Примечательно, что пел он по-французски, точнее, на том провансальском наречии, которое тогда называли французским языком. Этот язык не был ему родным, а прославился он как поэт стихами на родном языке — в сущности, он один из первых в Европе писал на своем говоре. Но именно с французским языком были связаны его мальчишеские мечты; то был для него язык романтики. На первый взгляд очень странно, на глубокий, последний — очень важно, что именно французские слова полились с его уст в крайней крайности. Почему важно, я попытаюсь показать в следующей главе. Сейчас замечу: вся философия святого Франциска состояла в том, что он видел естественные вещи в сверхъестественном свете и потому не отвергал, а полностью принимал их. Но пока мы перечисляем факты, я прошу запомнить, что в зимнем лесу, во власянице, словно строжайший из отшельников, он пел на языке трубадуров.

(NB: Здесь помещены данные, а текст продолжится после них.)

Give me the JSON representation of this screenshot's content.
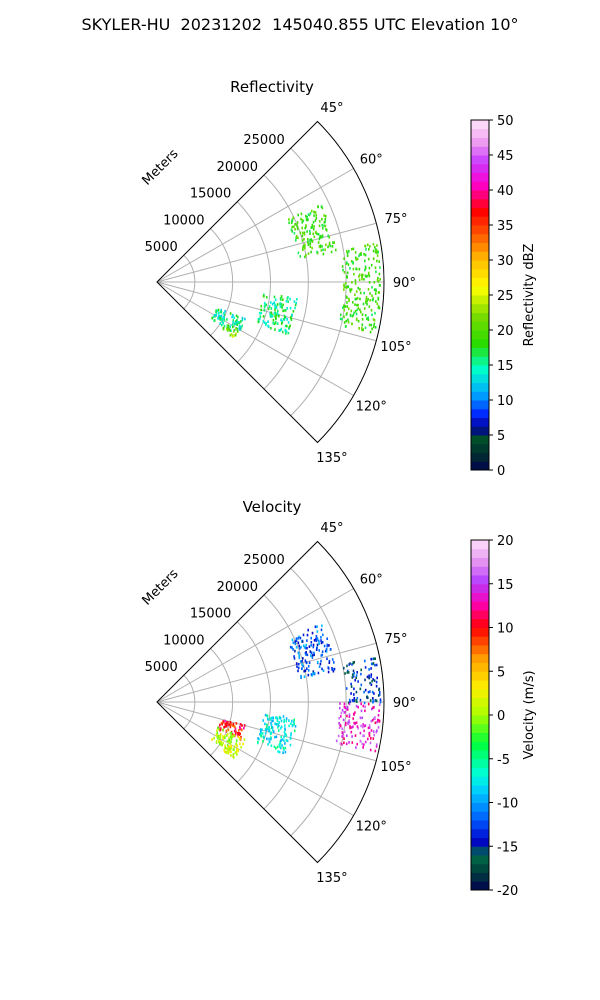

Пора вернуться к той разрушенной или просто заброшенной церковке, ради которой он пошел на невинное преступление и претерпел блаженное наказание. Он не бросил ее, и она насыщала целиком его ненасытную страсть к действию. Теперь он действовал иначе. Он больше не пытался преступить законы коммерческой этики, царившие в Ассизи. Ему пришел на ум один из тех великих парадоксов, которые оказываются на поверку общими местами. Он понял: чтобы построить церковь, совсем не надо ввязываться в деловую жизнь и, что еще труднее для него, в судебные дела. Не надо нанимать рабочих за чужие деньги, даже за свои. Чтобы отстроить церковь, надо строить.
Он пошел собирать камни. Он просил их у каждого встречного. В сущности, он стал тем небывалым нищим, который просит камень вместо хлеба[54]. Возможно, как всегда с ним бывало, сама необычность его просьбы привлекала внимание. Богатых и праздных людей занимало его чудачество, как могло бы увлечь забавное пари. Он строил сам, своими руками, таскал на себе камни, как вьючная скотина, не гнушался самой черной работой. Об этой поре его жизни, как и о прочих, есть много рассказов; но для моей цели, то есть для простоты, я хотел бы, чтобы все поняли, как он вернулся в мир через тесные врата работы. Во всем, что он делал, было второе значение, словно тень его падала на стену. Все было похоже на аллегорию; и, вполне возможно, тупоумный человек науки захочет когда-нибудь доказать, что сам Франциск — только аллегория. В определенном смысле можно сказать, что он делал два дела сразу и восстанавливал не только дамианову церковку. Он учился понимать, что слава его не в том, чтобы убивать на поле брани, а в том, чтобы творить, созидать, утверждая мир. Он действительно строил что-то еще, во всяком случае, начал строить. Он строил то, что часто приходило в упадок; то, что никогда не поздно чинить. Он строил церковь. А Церковь всегда можно построить заново, даже если остался только камень, и врата адовы не одолеют ее[55].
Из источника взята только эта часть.